Tawny smiled at me. “You’re going to be careful.”

“Of course.”

She took my hands in hers. The coldness of her skin seeped through my gloves. “As careful as you were when we snuck out of Castle Teerman and would go swimming as naked as the day we were born?”

“Even more careful than that.” I grinned. “And you? I want you to stay close to Vonetta and Gianna.”

She glanced to where Vonetta waited. “I’ll probably get on her nerves.”

“No, you won’t.” I squeezed her hands. “Vonetta is very nice. You’ll love her.”

Tawny stepped in, lowering her voice. “Have you gotten used to them? And I don’t mean that in a bad way. I’ve seen Gianna shift about a dozen times now, and other than a whole lot of nakedness, I can’t wrap my head around how all of that works.”

I laughed. “You saw Vikter—who died in front of us—and you can’t wrap your head around a wolven?”

She pinned me with a knowing look.

“Okay, no, I’m still sometimes caught off guard by it. But wait until you see a draken do it.”

Tawny’s eyes widened. “I can’t wait.”

She’d yet to see any of the draken, as they remained out of sight, and Reaver was in his mortal form. That would change soon.

“You should be going,” she said, her lower lip trembling.

“Yeah,” I whispered, pulling her in for an embrace. “This won’t be like before.”

“Promise?”

“Yes.” I started to pull back and then stopped, holding her tighter. “You’ve always been a great friend to me, Tawny. I hope you know that. I hope you know how much I love you.”

“I know,” Tawny whispered. “I’ve always known.”

Parting ways with Tawny was hard, but I had to. Kissing her cool cheek, I promised to see her in Three Rivers and then walked to where Vonetta waited with Emil. I caught sight of Reaver, wearing black breeches and a simple tunic sweater he’d apparently borrowed from Kieran, securing an additional horse to the wagon, where several crates of whiskey had been placed in the back under a cover that also hid a small arsenal of weapons. The liquor had been Emil’s idea. The whiskey could be used as a distraction for those who pried too closely or asked too many questions.
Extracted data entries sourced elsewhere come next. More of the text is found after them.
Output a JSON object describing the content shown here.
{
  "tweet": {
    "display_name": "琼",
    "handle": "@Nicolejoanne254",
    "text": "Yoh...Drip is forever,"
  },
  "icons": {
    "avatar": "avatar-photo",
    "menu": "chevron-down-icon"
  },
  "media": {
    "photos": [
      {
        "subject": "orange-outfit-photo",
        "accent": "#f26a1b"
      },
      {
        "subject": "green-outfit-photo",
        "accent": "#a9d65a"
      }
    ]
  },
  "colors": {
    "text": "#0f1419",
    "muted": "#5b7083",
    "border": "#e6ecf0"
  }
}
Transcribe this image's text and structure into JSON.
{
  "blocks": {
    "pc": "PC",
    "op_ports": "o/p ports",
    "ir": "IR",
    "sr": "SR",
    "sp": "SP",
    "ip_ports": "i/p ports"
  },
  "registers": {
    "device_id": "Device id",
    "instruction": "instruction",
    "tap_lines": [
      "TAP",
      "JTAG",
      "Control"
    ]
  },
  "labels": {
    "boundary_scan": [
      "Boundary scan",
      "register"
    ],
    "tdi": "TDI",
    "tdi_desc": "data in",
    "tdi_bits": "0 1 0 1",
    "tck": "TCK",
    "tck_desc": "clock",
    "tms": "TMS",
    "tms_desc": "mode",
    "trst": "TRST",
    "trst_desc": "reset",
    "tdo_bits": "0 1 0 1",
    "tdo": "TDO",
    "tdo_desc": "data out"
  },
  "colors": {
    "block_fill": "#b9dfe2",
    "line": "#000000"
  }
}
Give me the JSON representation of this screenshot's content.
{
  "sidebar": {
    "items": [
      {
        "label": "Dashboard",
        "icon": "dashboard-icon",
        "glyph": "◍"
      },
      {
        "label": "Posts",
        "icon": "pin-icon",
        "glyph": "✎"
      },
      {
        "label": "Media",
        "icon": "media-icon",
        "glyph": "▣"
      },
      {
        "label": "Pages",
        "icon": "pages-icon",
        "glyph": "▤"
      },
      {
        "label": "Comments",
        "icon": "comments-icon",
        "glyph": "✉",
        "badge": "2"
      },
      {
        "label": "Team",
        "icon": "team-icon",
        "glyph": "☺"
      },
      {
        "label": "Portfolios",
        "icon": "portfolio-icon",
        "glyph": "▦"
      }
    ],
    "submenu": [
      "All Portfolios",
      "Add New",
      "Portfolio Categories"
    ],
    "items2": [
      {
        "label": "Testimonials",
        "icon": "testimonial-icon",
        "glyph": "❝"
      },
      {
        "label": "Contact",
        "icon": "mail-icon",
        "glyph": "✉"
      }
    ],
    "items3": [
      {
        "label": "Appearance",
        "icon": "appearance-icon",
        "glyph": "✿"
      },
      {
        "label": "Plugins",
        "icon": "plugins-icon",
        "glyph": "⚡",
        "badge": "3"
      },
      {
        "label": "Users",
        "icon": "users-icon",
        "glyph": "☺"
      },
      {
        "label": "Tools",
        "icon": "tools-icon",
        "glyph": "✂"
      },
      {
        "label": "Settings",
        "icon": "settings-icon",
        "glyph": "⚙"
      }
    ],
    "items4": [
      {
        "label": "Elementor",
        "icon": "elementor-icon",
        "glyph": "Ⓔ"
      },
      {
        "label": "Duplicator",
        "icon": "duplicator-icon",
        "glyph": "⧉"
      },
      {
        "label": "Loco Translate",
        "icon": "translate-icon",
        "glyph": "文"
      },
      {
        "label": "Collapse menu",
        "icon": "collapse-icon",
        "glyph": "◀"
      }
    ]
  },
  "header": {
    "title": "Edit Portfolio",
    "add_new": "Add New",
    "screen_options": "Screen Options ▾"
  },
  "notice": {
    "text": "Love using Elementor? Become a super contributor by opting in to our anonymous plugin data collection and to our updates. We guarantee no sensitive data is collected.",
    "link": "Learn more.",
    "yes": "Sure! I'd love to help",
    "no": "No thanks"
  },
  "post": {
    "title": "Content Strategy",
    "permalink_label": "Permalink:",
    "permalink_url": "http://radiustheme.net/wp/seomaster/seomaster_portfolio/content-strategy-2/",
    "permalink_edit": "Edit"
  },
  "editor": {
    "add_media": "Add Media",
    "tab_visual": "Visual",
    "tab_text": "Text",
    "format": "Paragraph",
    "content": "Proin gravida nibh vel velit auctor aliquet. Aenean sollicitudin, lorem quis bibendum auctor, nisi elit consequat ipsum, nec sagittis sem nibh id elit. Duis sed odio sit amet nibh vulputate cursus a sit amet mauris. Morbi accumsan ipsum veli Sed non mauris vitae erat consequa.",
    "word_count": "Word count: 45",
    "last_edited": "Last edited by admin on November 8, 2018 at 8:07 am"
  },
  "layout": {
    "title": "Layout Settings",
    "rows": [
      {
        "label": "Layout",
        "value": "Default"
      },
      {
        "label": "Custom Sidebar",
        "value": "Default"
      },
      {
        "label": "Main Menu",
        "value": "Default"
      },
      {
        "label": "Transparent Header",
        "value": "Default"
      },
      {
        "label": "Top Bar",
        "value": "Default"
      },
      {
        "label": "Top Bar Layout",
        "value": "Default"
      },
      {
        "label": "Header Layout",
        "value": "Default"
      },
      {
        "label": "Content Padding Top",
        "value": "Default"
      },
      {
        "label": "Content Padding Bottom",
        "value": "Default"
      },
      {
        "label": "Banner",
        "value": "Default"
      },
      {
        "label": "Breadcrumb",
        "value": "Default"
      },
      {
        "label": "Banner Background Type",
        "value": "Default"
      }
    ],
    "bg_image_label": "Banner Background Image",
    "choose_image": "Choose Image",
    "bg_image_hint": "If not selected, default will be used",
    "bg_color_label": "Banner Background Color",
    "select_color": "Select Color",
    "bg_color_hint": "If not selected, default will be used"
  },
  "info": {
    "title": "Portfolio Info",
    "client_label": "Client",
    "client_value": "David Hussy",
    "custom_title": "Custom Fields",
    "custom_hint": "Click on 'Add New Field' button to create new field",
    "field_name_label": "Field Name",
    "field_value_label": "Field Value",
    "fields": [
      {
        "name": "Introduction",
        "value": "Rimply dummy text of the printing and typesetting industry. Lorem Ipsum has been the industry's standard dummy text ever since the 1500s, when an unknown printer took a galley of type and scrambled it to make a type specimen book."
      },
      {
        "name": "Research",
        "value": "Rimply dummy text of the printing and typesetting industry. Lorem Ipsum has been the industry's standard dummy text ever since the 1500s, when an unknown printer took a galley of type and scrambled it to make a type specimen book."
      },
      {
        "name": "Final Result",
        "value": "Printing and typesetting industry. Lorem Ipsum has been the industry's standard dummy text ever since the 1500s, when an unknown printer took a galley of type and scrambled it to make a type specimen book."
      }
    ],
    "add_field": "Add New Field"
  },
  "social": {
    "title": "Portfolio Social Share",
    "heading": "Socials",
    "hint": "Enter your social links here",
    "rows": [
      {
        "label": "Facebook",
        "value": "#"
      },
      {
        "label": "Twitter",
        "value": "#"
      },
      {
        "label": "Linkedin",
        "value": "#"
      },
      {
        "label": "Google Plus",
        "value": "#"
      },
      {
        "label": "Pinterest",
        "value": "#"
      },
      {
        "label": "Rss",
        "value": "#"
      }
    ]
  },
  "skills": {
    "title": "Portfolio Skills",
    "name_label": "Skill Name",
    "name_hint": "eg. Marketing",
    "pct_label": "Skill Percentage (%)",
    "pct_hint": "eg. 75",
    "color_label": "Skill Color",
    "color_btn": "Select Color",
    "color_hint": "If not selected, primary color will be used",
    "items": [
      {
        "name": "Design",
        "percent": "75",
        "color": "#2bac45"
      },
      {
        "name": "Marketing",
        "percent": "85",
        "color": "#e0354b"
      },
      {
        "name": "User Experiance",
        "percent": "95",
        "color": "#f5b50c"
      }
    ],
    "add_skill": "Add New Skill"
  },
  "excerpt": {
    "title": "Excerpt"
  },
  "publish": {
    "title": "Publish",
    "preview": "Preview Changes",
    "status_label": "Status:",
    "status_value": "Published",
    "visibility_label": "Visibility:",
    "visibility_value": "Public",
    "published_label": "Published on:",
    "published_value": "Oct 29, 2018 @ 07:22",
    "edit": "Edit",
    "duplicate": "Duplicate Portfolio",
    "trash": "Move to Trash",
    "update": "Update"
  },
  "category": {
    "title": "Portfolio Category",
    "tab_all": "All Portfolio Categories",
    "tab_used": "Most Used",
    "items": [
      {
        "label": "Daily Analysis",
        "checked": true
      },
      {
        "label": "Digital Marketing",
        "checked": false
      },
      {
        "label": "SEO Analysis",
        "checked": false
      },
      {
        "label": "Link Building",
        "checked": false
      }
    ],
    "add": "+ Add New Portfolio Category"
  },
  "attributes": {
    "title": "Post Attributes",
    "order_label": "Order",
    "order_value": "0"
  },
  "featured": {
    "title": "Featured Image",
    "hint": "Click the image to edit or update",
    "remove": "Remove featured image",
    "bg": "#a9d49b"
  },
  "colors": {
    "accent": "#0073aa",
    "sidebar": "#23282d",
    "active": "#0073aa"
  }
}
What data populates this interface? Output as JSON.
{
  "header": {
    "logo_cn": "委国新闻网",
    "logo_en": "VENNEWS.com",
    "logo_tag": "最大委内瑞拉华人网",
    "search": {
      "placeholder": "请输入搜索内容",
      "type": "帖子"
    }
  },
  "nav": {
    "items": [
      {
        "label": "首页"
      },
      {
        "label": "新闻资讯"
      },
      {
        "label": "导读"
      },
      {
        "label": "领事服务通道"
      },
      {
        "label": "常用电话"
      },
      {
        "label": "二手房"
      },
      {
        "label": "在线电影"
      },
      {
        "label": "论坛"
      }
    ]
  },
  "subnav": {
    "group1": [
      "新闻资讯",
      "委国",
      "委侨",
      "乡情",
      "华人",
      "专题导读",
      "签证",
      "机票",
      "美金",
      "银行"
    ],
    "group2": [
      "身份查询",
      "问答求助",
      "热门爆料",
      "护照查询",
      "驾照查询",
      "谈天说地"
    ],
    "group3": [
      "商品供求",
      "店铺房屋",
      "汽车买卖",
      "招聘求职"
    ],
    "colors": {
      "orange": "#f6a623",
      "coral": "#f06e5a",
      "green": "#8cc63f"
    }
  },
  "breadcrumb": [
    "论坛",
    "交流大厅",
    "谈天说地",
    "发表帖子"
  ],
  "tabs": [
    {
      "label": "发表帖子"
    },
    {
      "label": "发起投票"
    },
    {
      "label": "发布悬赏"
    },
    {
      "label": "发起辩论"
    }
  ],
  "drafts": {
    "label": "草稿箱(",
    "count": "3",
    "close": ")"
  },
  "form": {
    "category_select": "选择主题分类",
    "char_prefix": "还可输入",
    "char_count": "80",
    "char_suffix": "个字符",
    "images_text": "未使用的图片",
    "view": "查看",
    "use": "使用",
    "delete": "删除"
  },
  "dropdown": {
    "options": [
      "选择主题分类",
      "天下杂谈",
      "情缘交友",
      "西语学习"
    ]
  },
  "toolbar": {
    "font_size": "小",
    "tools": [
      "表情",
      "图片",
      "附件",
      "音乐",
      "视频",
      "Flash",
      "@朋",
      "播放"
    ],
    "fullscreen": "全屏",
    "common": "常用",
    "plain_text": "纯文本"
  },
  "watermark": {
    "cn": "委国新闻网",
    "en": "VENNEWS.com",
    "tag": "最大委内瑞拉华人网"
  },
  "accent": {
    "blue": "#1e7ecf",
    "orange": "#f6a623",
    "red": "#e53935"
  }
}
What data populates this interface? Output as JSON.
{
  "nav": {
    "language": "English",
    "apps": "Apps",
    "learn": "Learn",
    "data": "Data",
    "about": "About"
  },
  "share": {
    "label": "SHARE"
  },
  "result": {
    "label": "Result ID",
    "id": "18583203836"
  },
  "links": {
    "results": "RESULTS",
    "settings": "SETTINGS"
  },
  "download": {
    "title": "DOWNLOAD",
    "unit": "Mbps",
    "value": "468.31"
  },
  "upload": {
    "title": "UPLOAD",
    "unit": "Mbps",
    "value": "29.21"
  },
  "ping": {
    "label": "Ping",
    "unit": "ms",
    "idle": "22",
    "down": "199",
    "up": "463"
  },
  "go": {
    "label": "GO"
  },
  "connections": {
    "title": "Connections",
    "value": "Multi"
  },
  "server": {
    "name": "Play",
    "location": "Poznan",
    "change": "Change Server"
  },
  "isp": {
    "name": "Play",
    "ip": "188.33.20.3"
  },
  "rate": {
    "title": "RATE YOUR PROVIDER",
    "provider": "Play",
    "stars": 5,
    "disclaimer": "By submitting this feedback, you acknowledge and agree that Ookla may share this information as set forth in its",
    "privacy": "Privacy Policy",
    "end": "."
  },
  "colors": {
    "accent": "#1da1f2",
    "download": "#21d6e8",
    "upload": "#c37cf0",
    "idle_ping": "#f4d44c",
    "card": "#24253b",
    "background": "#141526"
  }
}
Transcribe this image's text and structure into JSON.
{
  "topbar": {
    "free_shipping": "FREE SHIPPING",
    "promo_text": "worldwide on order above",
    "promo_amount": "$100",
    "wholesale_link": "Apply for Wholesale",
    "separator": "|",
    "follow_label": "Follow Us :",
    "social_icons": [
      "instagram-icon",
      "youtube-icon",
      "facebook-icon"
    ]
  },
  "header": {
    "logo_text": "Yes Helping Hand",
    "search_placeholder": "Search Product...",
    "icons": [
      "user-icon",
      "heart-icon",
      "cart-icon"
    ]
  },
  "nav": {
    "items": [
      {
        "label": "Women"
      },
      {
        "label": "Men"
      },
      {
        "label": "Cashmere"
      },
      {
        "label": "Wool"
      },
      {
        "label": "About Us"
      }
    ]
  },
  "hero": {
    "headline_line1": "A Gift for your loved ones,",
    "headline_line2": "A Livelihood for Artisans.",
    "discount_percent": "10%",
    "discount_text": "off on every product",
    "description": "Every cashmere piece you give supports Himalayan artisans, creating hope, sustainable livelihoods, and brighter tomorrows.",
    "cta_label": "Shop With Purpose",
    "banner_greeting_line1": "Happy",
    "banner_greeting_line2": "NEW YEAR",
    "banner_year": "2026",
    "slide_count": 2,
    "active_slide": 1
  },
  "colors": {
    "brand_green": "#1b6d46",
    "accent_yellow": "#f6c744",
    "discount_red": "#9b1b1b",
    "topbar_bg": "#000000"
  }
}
“I hate that I’m not going with you.” Vonetta clasped my arms. “You know that, right?”

“I hate it, too, but I trust you to lead in my absence.”

“Hey,” Emil cried, pressing his hand to his chest. “I’m standing right here.”

“As I said, I trust you to lead in my place,” I repeated to Vonetta with a small grin.

Emil sighed. “Rude.”

Vonetta rolled her eyes. “He’s a mess.”

“You like my kind of mess,” the Atlantian said.

“I wouldn’t let Kieran hear that,” I teased, wanting to hug her. And since I wanted that, I did it instead of thinking about how much I wanted to. “Take care of Tawny, please?”

“Of course.” Vonetta returned the embrace without hesitation. I closed my eyes, soaking in the feel as I did with Tawny. “I will see you in Three Rivers.”

“You will.”

Pulling back and wondering why I suddenly wanted to cry, I turned to Emil, and he gave me an elaborate bow. “Really?”

“Really.” Upon rising, he took my hand in his and stepped into me. He dipped his head, pressing his lips to my forehead. “Go get our King, my Queen,” he whispered.

My breath snagged then. I nodded, stepping back when he let go. Turning away as Kieran spoke to his sister was hard, as was stopping to say goodbye to Delano, Naill, and Perry. Delano gave the best hugs. Anything could happen between now and when I saw them in Three Rivers. Anything.

I went to my horse, picking up the reins. His name was Winter. The steed was large and white, beautiful, but he wasn’t Setti. I didn’t think it was wise to bring him to Carsodonia. I glanced at the entrance to Redrock, relieved to see Vonetta speaking with Tawny and Gianna. Tawny would be okay. They would all be okay.

Kieran came up behind me, touching my arm. “You ready?”

“I am,” I answered, lifting myself onto the saddle. My gaze swept past the group—past my friends—and made its way to the valley below, where the stately manors sat. As we rode out of Oak Ambler and beyond the Rise now draped with Atlantian banners, a part of me hoped I never returned. That might make me a coward, but I never wanted to step foot in the city again, even though I knew I would never really leave.

A part of me would remain in the still-smoking ash of the Temple of Theon. Charred and ruined.